И вдруг горы за моей спиной не стало. Геронда Феодор рассыпал ее песчаной поземкой до самого моря. Хоть сейчас повернись и уходи из стен Обители на все четыре стороны. Какие еще искушения стоило искать на тех, столь малочисленных сторонах света? Пуст был исчерпанный до дна Город. Пуст, как старческая мошонка.
– Вот и в этом кайся, - велел геронда.
– В чем? – не уразумел, так и глядя назад.

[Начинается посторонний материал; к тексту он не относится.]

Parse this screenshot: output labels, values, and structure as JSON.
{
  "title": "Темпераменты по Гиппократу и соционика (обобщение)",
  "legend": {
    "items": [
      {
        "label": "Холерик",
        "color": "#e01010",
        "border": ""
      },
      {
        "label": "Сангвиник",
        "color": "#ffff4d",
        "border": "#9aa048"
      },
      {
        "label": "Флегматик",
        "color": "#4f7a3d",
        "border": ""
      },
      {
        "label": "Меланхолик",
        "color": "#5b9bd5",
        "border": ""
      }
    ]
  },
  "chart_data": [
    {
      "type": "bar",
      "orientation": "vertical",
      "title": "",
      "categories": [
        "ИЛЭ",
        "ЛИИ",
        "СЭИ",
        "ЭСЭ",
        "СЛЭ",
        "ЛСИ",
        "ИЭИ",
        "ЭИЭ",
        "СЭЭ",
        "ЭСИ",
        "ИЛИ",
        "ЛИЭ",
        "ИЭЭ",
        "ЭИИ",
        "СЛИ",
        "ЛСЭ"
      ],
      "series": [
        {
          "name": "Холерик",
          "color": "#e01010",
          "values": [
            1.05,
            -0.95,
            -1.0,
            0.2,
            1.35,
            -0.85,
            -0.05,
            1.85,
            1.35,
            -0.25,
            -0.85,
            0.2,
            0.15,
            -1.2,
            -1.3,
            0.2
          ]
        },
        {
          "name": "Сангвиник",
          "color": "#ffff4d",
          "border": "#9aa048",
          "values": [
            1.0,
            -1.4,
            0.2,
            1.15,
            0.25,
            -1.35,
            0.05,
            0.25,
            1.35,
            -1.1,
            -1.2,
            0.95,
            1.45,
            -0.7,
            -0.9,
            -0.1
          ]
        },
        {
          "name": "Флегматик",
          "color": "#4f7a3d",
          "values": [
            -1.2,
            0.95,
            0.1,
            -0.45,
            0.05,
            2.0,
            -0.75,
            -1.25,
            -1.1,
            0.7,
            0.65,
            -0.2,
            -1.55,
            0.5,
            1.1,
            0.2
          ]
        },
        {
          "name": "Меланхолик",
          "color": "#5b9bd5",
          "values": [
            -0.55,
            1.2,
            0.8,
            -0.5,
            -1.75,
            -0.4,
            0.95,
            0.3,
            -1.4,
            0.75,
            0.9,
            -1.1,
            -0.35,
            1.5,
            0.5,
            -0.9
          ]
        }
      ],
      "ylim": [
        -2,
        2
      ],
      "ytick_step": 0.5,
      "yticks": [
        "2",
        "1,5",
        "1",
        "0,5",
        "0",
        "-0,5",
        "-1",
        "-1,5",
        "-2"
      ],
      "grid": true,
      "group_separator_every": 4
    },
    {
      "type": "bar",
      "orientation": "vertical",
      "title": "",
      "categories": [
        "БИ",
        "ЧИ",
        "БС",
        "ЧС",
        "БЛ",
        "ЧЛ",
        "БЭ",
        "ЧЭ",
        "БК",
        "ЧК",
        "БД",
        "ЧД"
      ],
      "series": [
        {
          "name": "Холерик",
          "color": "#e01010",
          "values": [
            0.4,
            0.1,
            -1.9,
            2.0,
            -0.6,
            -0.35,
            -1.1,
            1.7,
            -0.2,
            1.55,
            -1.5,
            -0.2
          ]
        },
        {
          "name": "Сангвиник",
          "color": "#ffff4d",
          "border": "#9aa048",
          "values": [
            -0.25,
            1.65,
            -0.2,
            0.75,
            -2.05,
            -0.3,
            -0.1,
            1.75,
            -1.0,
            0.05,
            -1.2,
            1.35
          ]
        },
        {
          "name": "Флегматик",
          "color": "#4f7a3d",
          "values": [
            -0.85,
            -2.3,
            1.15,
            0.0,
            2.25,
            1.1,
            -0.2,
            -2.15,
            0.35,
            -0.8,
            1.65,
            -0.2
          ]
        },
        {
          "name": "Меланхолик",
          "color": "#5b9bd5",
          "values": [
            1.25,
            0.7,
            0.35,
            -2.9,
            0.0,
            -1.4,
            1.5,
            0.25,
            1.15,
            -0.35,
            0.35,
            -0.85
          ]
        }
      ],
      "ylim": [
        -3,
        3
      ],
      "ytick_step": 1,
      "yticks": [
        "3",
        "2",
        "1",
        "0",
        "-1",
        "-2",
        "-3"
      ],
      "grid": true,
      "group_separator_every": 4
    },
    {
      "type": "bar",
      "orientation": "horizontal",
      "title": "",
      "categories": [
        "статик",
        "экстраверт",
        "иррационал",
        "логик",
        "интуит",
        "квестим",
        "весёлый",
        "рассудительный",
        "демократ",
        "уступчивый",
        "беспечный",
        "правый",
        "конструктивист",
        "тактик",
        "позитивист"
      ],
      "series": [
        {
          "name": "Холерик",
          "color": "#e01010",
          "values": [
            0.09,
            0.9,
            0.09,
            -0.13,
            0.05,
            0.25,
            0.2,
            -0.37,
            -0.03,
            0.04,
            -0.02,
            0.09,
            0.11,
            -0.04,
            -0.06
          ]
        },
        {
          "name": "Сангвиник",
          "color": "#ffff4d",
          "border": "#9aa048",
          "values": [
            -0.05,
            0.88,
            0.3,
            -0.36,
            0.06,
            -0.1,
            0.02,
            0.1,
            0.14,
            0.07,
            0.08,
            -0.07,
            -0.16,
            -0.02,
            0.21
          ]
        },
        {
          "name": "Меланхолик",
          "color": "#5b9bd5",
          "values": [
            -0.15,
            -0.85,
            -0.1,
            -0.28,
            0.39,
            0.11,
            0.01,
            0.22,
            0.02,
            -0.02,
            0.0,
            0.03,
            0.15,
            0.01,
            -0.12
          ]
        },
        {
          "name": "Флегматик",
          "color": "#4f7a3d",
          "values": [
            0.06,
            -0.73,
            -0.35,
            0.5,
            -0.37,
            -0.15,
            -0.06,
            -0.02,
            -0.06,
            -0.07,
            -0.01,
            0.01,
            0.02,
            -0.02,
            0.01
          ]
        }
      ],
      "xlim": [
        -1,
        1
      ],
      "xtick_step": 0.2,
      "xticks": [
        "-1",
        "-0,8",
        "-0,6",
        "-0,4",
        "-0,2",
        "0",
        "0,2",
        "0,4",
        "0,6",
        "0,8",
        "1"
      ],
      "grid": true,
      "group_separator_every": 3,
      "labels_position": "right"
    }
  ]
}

– Толкай-толкай камень от гробницы души, - гремели во мне, как в пустом колодце, слова геронды. – Знать, что изнутри толкаешь, уже немало. Завали им бесов, что подпирают камень снаружи. Покайся в том, что сегодня нет сил каяться, И молись. А через три дня придешь. Идти обратно недолго – от келлий заднего двора. Радуйся: привычных искушений, по коим скучаешь, но с коими тебе уже самому скучно, на этом пути репьями не подберешь. Беру тебя в послушники, как на вечное поминание.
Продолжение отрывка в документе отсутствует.